Bevin apologizes for child sex abuse remarks

Kentucky gov. says

Kentucky governor says remarks about teacher protest, sexual assault were misunderstood

It is not my intent to hurt anyone.but to help us all move forward.

"I hurt a lot of people".

Kentucky lawmakers made a series of last-minute spending and tax policy revisions Saturday before wrapping up the year's tumultuous session, capped by an extraordinary rebuke of Republican Gov. Matt Bevin's explosive remarks toward teachers.

Bevin, whose veto of a two-year spending bill with a almost half-billion-dollar tax increase was overridden by fellow Republicans in the legislature, has recently sparred with teachers groups amid educator protests across the country fueled by claims of low pay and underfunded school systems.

But many of their members were on social media seeking to separate themselves from Bevin's comments.

In his apology on Sunday, Bevin apologized several times and said that his remarks had been misunderstood. "Heiner's skilled and selfless leadership of the Education and Workforce Development Cabinet over these past two and a half years", said Gov. Matt Bevin.

"Children were harmed - some physically, some sexually, some were introduced to drugs for the first time - because they were vulnerable and left alone", he continued.

"The bottom line is that's one day". I don't know how we can misunderstand his intent.

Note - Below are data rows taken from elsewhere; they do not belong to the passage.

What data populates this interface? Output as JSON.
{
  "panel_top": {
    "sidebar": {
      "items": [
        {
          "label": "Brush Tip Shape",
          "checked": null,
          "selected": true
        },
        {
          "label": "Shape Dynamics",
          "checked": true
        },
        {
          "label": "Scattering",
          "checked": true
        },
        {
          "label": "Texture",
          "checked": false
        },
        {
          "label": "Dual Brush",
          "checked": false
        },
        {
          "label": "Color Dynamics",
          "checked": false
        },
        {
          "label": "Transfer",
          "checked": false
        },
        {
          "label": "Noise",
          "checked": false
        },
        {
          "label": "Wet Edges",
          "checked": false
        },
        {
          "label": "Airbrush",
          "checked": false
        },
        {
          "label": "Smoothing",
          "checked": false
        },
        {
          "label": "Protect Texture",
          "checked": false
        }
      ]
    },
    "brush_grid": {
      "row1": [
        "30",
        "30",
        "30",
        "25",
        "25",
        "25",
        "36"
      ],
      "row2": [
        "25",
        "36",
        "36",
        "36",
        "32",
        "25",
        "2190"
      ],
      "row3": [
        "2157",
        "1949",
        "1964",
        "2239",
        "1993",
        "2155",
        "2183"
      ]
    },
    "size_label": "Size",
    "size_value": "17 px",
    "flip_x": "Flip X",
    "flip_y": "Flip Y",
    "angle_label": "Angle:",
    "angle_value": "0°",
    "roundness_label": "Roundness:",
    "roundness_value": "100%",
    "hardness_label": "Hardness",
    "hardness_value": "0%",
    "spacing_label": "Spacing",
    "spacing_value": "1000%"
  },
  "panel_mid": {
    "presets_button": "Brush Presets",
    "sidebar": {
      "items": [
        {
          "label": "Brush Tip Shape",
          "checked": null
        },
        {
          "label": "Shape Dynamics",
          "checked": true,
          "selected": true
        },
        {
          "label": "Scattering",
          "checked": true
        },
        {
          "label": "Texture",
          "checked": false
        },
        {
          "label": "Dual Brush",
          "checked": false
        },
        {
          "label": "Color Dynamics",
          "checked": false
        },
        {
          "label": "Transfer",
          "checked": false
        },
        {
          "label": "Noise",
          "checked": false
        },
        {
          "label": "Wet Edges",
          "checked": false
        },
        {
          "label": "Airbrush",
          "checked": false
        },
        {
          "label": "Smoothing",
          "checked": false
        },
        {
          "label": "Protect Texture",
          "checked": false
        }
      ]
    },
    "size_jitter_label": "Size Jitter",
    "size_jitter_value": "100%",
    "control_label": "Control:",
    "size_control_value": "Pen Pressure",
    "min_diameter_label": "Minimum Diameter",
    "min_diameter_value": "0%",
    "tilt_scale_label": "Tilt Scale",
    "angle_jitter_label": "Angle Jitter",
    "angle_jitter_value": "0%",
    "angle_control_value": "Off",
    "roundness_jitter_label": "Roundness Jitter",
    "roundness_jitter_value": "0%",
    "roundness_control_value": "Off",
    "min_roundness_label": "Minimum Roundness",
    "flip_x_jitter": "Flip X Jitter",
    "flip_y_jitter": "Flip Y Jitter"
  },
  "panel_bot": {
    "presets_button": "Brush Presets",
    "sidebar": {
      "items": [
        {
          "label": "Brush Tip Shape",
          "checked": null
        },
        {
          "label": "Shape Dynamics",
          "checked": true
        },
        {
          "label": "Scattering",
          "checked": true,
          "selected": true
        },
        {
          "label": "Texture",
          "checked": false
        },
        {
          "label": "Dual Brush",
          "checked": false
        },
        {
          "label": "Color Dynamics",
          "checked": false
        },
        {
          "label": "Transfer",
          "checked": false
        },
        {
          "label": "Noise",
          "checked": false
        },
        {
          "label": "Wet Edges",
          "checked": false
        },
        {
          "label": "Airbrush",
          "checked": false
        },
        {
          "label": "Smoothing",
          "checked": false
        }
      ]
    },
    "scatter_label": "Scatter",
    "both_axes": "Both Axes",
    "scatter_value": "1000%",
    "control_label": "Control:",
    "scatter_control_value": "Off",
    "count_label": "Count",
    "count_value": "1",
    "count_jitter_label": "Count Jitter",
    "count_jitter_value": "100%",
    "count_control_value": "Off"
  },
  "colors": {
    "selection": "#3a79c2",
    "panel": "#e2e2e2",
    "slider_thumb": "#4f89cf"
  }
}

Those comments sparked backlash and responses from the Kentucky Attorney General, The Senate and House Democratic Caucuses, GOP Senator Damon Thayer, and KEA President Stephanie Winkler.

"There is no rational comment I could make to that."

Stamper, who is now public relations director for Anthem, also commented on the school closings on Friday by posting on her Twitter account that: "Heavy on my heart are the children who've been left at home by themselves because their parents can't afford the extra childcare expense due to school being cancelled".

In Oklahoma, however, teachers reluctantly ended their own nine-day walkout Thursday after state legislators agreed to give them a modest $6,100 pay increase (school professionals will receive $1,250). On April 12, Arizona Gov. Doug Ducey promised teachers a 20% pay increase over the next two years, as well as an additional $1 billion in school funding that had previously been cut from the state's budget.

Bevin already had a rocky relationship with teachers whom he's criticized for opposing his recommendations to shore up the state's public pension funds, including the one in which teachers participate.

Teachers had been booing Republicans for months after they passed changes to the teachers' pension system. While they are demonstrating, some teachers say they are trying to keep the negative political back-and-forth out of the classrooms. We need each other. The tax bill includes a 50-cent increase in the cigarette tax, and a 6 percent sales tax on some services such as home and auto fix. He says he is considering a special session, partly because lawmakers did not pass school safety legislation.

The governor may face an uphill battle with lawmakers, even within his party, if the pressure campaign from teachers maintains its momentum.

But considering how often powerful Republicans say idiotic things these days, the fact that this became a national story tells you just how very bad it was.